Changing Data

Another key data transform is to change the data.

Changing or adding Columns

When we operate on data frames we can make changes to the data within a column. This means that we are going to make a change to each and every item in that column, piece by piece. We can either make a whole new column to hold the results, or we can replace the column.

For example, let’s say that we want to take this table and create a nicely formatted version of the number, adding a $ and decimal places.

product_name	price_in_dollars
Skateboard	121
Basketball	34
Tennis balls	12
Tennis shoes	79

We would then be doing the same thing with each of the prices: taking what’s in the column for that row, and putting that value between a $ and the .00. So for the first row that would give us the output $121.00. So then the output column would hold those values.

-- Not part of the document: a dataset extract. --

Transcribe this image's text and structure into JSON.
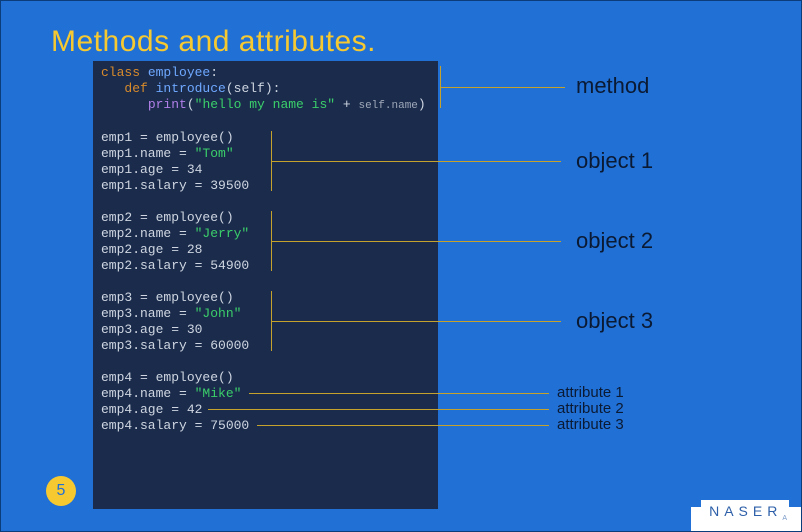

product_name	price_in_dollars	formatted_price
Skateboard	121	$121.00
Basketball	34	$34.00
Tennis balls	12	$12.00
Tennis shoes	79	$79.00

Then, if we wanted to, we could drop the price_in_dollars input column, just as we excluded regular columns.

Tip

The dataframe frameworks we will be using do not require us to write any code to handle “do this for each value”. In regular programming this is called “iteration” and involves things like loops, foreach, and so on. In each of our data wrangling frameworks we will have a straight forward way to say “do this for every item in a column”.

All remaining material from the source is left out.